Boxer, Kerry and Lieberman haven’t been able to put together 60 votes for the carbon caps they’ve pushed. Graham gave up trying months ago. That leaves the bills Bingaman has shepherded through his Energy and Natural Resources Committee looking pretty good — and maybe like the only ones that have a real shot at passing.
It’s a new role for Bingaman, a New Mexico Democrat who — unlike his bigger-name predecessors — rarely makes appearances on the Sunday talk shows, doesn’t give impassioned speeches and seldom injects himself into hot-button debates.
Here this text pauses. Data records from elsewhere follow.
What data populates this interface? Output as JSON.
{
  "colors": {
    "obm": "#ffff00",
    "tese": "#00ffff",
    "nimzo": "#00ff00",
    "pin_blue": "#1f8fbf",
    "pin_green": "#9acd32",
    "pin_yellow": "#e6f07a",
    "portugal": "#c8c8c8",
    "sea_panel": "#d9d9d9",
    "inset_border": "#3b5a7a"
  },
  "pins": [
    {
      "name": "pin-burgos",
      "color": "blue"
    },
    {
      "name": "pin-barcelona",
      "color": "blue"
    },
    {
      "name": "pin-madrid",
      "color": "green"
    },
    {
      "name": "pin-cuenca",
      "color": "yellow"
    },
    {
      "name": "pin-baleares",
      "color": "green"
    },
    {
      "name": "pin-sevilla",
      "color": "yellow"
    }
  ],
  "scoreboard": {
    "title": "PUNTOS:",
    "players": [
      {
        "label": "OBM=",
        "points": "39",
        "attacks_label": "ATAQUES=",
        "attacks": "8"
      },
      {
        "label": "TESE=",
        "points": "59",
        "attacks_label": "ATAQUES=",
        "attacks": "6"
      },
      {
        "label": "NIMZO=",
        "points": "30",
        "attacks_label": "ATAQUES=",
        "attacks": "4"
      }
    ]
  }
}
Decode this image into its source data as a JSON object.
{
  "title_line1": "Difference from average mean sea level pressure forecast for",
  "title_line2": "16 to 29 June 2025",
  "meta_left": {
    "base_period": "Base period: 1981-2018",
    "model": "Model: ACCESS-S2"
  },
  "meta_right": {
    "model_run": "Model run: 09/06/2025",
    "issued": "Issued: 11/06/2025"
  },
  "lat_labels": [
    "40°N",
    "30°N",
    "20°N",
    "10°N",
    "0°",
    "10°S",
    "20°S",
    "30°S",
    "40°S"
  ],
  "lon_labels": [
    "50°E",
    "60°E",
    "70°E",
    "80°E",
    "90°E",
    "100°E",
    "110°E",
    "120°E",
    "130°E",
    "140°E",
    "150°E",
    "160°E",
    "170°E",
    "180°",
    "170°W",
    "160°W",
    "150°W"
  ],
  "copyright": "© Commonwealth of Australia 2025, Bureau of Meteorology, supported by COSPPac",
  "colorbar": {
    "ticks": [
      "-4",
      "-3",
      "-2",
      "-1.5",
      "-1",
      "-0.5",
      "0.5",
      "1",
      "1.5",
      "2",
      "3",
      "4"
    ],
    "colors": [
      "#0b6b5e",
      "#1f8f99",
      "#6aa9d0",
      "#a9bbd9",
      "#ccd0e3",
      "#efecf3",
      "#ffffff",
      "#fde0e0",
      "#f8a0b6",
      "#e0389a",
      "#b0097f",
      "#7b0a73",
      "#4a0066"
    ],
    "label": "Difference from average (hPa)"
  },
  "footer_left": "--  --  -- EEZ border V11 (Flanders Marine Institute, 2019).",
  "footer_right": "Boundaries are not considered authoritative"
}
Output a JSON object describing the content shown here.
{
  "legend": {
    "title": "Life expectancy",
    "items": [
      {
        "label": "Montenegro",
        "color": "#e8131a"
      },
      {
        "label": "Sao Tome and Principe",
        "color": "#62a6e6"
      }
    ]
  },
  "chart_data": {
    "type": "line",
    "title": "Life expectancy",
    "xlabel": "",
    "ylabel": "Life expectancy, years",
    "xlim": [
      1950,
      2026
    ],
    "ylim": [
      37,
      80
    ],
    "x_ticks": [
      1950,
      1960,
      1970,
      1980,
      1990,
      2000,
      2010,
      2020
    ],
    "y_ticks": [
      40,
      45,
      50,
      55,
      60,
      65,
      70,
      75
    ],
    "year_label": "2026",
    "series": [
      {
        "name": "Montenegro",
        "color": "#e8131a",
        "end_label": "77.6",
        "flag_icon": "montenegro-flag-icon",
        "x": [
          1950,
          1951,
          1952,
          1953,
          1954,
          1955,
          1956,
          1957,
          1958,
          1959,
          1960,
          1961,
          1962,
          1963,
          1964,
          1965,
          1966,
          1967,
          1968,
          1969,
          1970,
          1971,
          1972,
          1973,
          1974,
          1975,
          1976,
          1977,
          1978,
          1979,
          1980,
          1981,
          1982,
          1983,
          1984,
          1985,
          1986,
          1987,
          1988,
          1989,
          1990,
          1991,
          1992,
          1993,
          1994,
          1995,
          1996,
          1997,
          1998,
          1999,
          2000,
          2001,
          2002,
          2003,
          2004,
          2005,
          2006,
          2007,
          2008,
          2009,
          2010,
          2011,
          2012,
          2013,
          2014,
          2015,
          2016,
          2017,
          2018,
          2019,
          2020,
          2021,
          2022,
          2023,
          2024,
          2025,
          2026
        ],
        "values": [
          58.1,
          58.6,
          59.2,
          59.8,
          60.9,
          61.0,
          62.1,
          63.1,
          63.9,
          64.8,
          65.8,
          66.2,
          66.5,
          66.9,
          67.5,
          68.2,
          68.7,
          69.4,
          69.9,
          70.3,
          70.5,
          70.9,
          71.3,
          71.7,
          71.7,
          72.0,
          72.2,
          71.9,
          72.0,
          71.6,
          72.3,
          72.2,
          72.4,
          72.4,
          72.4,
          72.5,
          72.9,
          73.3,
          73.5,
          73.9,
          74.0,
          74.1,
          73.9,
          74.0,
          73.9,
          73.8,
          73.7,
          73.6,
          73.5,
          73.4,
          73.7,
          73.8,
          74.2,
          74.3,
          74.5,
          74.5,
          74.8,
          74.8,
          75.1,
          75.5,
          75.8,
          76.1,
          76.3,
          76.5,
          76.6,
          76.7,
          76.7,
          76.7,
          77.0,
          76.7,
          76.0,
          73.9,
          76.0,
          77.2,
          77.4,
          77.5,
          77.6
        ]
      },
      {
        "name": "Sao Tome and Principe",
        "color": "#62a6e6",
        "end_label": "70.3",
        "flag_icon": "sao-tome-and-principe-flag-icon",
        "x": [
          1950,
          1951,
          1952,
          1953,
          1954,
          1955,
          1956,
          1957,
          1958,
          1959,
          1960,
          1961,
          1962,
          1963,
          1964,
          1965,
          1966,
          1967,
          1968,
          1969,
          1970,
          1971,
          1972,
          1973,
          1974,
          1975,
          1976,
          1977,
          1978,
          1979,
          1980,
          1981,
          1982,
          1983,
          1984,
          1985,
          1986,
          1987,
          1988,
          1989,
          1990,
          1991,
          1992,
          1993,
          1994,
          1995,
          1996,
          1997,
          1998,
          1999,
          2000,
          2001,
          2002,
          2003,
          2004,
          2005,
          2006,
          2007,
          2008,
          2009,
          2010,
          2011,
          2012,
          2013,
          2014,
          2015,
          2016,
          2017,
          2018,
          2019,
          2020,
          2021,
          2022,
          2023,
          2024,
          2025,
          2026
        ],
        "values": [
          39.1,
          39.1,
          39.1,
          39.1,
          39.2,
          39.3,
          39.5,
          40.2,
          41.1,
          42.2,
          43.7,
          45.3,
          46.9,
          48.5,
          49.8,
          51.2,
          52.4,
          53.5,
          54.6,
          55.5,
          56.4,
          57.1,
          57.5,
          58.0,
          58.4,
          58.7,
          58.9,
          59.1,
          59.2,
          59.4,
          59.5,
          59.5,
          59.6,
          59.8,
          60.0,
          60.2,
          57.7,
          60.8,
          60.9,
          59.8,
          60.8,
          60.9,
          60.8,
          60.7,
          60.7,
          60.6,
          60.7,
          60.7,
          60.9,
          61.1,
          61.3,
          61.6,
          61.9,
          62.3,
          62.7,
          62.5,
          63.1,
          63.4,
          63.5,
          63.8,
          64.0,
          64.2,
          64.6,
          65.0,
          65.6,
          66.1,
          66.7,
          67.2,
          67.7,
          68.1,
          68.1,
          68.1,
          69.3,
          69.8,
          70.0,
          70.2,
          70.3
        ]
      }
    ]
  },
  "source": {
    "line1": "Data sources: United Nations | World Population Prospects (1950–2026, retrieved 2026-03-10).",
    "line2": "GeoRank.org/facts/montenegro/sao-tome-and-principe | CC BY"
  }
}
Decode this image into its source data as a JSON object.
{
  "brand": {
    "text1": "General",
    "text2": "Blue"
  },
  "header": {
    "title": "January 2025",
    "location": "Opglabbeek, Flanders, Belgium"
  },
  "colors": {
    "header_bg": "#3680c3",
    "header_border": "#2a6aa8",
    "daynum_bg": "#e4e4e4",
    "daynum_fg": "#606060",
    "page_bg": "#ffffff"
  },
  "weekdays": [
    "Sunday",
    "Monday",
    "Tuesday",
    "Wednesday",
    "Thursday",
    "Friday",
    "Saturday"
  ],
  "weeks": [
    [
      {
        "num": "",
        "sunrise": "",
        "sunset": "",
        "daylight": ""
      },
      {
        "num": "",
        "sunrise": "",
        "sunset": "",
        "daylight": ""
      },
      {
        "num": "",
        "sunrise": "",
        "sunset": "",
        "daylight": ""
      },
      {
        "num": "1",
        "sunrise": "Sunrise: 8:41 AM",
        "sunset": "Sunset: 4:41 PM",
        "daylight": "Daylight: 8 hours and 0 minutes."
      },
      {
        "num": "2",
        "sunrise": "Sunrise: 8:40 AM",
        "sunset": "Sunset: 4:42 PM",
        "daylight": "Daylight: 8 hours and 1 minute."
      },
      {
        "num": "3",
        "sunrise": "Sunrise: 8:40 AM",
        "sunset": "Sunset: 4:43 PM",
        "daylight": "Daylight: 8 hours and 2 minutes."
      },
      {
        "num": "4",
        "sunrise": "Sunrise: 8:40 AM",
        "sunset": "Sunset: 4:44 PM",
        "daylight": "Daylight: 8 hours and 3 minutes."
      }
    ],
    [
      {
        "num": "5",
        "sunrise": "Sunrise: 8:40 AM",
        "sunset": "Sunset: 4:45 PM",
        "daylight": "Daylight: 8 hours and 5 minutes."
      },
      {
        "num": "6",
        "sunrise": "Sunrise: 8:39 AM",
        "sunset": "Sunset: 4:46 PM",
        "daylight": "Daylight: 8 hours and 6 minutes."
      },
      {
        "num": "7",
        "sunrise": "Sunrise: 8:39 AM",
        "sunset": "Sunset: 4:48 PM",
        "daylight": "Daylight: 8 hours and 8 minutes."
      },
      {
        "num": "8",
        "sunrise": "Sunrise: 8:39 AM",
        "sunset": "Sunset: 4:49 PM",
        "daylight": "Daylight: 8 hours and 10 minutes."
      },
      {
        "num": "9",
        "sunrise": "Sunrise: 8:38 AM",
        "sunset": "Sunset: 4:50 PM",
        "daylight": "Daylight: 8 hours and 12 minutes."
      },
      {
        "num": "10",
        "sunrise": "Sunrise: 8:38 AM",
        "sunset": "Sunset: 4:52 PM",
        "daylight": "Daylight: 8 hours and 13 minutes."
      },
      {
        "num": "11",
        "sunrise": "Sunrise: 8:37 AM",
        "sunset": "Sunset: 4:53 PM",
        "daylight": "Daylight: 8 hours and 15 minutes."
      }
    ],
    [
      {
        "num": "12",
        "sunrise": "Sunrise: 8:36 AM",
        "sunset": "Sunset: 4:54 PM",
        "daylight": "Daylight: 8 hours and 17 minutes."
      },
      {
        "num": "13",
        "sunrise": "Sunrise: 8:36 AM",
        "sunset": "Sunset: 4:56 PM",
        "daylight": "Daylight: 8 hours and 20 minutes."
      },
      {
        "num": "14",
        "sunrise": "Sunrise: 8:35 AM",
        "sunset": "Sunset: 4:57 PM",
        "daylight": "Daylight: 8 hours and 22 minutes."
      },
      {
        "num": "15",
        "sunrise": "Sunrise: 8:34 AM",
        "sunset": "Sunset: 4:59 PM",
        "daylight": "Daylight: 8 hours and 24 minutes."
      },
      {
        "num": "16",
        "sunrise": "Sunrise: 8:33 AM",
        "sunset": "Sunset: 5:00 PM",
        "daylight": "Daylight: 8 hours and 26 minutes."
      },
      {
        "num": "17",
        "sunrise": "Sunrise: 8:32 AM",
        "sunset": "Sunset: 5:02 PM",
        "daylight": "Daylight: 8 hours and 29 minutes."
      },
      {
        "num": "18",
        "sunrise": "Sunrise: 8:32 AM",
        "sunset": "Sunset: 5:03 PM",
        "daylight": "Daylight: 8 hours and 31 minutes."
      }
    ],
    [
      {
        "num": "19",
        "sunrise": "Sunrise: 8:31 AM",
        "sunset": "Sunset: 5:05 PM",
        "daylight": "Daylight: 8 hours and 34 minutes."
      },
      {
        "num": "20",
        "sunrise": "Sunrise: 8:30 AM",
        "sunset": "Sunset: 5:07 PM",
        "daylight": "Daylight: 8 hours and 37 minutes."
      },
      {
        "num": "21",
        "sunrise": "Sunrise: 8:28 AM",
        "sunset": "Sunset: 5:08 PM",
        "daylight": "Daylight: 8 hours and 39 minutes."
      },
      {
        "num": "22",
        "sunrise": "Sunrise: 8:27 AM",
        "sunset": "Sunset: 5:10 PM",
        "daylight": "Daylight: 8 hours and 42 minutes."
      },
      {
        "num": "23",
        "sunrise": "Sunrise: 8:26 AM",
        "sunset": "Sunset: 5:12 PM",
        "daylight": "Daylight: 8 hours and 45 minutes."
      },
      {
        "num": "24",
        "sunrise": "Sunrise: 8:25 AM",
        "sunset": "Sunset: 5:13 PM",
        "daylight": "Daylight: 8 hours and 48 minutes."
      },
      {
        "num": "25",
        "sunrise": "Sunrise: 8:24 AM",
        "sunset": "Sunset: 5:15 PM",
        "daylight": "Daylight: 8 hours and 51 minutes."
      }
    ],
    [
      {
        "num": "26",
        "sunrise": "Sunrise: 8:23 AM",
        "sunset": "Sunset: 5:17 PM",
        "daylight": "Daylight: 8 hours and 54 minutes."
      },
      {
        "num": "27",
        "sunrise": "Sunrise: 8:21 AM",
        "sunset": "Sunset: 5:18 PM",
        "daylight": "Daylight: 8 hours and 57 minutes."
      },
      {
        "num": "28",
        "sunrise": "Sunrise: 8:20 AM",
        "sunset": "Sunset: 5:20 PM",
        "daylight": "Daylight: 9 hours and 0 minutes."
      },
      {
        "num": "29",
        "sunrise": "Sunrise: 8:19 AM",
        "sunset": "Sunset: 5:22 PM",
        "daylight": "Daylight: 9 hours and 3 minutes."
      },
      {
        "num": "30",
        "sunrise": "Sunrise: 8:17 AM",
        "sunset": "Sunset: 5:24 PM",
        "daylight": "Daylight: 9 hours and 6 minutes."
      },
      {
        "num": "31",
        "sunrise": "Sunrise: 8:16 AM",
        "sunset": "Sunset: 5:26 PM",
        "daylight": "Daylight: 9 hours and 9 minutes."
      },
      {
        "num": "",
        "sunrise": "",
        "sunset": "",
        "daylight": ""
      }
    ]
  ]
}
This is a beat sweetener if I’ve ever seen one, praising Bingaman for creating “solid pieces of legislation forged in the order of the committee process.” Actually, he co-wrote the 2005 and 2007 energy bills, not seen as solid by much of anyone. And the ACELA Act that he authored and passed through his Natural Resources Committee last year is a miserable piece of legislation, which independent experts believe would result in less clean energy produced than under the status quo. Bingaman’s now writing a bill with a utility-only cap on carbon, and presumably that would get attached to ACELA (hopefully a boosted-up ACELA) and some of the oil spill legislation that has been bandied about since the BP disaster.
Bingaman is right about one thing: this idea that you could sneak in a carbon-pricing scheme in the conference committee after not passing one through the Senate doesn’t pass the smell test. So it’s utility-only cap or nothing, it seems.
Brad Plumer notes that Bingaman has been a carbon-cap skeptic recently:
Last week, Senate Democrats caucused together and—as Dave Roberts reported—seemed to rally around a strategy for binding a price on carbon to various Gulf-related bills and then daring the GOP to block the whole thing. It was a go-for-broke move. And who knows? It might’ve worked. But lately, Bingaman’s been insisting that it’s “difficult” to envision a cap on carbon pollution getting 60 votes. That’s not the sort of thing you say when you’re preparing for a showdown.
Instead, Bingaman’s cobbling together a more modest bill that would only cap pollution from electric utilities (see here for the merits of that approach). He also has an energy bill that passed out of his committee last fall that would offer subsidies to various alternative-energy industries and force utilities to buy (a very modest amount) of renewable power. Combine all those together and you have a fairly weak bill that wouldn’t do nearly enough to put a dent in greenhouse gases and stop global warming. And could this bill even get 60 votes? Joe Lieberman recently told reporters that some Republicans have “promised to keep talking” about a utility-only cap. What are the odds those unnamed Republicans stick around when it finally comes time to take a vote?
Anything Bingaman seeks to pass isn’t going to look so hot unless the leadership steps in and makes it worthwhile. And even then, you have the expected Lucy-and-the-football moments with the Republicans.